Wong Kar-wai vous a incité à vous libérer ?

Oui, en quelque sorte. Avec Wong Kar-wai, il s’agit de danser avec la caméra. Vous devez être en relation avec elle. Tourner avec lui, cela peut être une expérience très abstraite. Avec Hou Hsiao-Hsien, vous êtes plus libre. Il vous donne un cadre bien défini et ensuite, vous pouvez vous déplacer comme vous le souhaitez à l’intérieur et improviser. Parfois, Hou Hsiao-Hsien ne nous donnait pas les dialogues de la scène que nous tournions et nous pouvions ainsi dire ce qui nous passait par la tête. Parfois, nous ne savions même pas où était la caméra, ni même s’il avait dit moteur ! Chacune de ces deux méthodes de travail m’ont influencé et fait progresser.

Quel rôle a le plus marqué, puis changé l'homme que vous êtes ?

Mon rôle dans Eros, le segment réalisé par Wong Kar-wai en 2004 pour le film à sketches La Main, est celui qui m’a le plus changé en tant qu’homme. Lorsque vous arrivez entre 25 et 30 ans, en Asie, c’est embêtant parce que vous ne savez jamais si on va vous faire jouer un lycéen ou un homme. À cette période, je n’obtenais que très peu de rôles et je crois que celui que m’a proposé Wong Kar-wai a fait de moi un homme. Il m’a fait réaliser qu’il me faudrait changer physiquement et mentalement si je voulais relancer ma carrière. Je me souviens que Wong Kar-wai avait tenu à refaire l’une des prises de la fin du film car il n’était pas satisfait de ma façon de marcher. Ce jour-là, il m’a dit que courir et marcher étaient deux choses très importantes pour un acteur. Après cet épisode, j’ai commencé à beaucoup observer les autres acteurs et à lire énormément.

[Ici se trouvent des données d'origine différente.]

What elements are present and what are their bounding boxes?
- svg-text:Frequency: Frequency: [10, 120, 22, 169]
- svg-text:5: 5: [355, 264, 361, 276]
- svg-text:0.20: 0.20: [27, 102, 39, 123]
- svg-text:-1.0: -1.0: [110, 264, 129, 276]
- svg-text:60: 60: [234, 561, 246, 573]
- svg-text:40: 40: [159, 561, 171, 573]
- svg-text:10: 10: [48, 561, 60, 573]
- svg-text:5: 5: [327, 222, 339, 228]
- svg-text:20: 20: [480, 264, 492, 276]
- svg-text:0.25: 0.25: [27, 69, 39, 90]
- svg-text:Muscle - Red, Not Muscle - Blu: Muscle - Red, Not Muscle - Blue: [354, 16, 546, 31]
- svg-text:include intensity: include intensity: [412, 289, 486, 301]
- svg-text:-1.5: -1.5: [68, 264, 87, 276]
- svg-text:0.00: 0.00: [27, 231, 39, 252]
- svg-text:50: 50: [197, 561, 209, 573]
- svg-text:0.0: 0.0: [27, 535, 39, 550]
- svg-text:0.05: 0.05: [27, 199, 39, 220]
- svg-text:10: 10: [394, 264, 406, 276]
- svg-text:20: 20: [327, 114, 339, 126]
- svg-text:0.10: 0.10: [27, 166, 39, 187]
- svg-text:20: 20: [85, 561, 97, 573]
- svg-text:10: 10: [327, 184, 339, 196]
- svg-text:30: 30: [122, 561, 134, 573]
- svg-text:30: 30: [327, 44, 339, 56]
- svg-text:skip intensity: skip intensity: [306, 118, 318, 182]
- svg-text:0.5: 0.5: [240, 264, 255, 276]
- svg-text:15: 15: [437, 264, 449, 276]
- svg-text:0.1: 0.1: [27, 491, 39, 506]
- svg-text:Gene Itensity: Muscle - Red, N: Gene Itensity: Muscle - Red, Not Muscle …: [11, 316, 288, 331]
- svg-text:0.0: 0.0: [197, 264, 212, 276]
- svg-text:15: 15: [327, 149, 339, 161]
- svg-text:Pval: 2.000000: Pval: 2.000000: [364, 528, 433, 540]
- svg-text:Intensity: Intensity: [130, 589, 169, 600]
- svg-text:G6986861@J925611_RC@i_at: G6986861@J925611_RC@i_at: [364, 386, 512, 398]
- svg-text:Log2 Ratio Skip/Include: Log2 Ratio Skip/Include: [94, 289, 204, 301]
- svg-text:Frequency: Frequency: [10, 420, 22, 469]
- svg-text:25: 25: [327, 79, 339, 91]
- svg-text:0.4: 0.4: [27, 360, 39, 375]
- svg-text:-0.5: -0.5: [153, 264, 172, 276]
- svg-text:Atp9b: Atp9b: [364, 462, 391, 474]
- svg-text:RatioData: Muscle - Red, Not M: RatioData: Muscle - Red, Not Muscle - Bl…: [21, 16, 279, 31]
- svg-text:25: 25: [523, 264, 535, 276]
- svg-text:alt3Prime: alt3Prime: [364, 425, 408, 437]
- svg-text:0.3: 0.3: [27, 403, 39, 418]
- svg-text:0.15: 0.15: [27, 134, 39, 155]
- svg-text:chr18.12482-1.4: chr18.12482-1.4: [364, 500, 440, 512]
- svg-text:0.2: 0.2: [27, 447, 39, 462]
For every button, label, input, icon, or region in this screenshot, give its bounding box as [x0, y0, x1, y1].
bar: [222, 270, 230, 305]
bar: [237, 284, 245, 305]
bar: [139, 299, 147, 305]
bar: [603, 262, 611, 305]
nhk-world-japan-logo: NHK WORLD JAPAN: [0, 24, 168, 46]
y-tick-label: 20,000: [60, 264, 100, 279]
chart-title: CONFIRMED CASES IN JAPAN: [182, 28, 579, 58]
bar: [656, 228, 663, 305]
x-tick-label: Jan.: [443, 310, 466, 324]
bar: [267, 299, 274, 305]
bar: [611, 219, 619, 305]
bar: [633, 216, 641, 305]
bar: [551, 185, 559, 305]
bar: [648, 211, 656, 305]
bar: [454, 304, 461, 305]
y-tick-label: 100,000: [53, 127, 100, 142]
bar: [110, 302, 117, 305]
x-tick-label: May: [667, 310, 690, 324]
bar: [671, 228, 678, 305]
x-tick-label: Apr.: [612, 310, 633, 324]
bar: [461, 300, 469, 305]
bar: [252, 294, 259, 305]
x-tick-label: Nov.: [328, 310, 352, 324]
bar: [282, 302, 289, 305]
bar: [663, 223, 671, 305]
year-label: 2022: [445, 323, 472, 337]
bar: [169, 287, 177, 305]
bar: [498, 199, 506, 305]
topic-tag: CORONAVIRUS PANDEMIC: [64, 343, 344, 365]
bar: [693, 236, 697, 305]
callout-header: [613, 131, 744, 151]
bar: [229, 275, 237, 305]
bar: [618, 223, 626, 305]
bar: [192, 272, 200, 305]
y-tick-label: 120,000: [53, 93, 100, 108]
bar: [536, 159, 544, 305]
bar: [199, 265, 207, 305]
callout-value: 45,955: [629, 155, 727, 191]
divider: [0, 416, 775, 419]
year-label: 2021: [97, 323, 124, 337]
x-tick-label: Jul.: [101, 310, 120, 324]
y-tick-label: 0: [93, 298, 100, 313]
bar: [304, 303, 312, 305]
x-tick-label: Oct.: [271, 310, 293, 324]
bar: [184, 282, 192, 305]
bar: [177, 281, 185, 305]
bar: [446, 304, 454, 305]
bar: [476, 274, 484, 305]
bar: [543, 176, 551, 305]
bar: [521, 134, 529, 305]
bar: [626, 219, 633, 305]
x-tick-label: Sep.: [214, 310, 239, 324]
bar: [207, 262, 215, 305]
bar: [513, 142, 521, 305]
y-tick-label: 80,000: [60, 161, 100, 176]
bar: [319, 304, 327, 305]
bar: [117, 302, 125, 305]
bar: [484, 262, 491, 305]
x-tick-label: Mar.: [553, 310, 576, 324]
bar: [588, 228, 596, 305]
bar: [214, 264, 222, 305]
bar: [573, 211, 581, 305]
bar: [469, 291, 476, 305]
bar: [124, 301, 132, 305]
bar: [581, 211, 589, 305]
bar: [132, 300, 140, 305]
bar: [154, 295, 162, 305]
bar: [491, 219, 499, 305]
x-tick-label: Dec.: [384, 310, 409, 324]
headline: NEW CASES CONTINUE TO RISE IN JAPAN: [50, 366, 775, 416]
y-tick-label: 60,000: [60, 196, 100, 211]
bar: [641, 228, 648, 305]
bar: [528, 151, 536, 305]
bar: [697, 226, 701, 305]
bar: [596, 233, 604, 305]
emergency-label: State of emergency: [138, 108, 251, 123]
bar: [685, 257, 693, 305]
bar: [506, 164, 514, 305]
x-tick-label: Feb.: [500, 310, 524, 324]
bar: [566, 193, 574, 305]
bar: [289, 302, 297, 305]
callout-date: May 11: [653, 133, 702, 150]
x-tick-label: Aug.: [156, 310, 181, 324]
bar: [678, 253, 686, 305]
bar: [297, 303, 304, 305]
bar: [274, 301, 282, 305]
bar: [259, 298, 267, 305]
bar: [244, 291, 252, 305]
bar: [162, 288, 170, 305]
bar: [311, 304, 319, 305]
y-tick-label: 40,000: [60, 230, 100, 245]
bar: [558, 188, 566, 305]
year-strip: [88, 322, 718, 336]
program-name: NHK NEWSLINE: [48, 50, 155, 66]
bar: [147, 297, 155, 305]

Vous êtes passé derrière la caméra en 2014, pour réaliser un segment de Three Charmes Lives. Qu'avez-vous retenu de cette expérience ?

Devenir réalisateur a toujours été un rêve ! J’ai voulu faire un court métrage pour pouvoir toucher à tous les aspects de la réalisation. Cela m’a beaucoup plu. J’ai pour projet de faire un film, mais je n’ai encore rien de concret en tête. Pour l’heure, je tourne beaucoup en Chine. Je termine actuellement le tournage d’une comédie romantique réalisée par Wing Shya.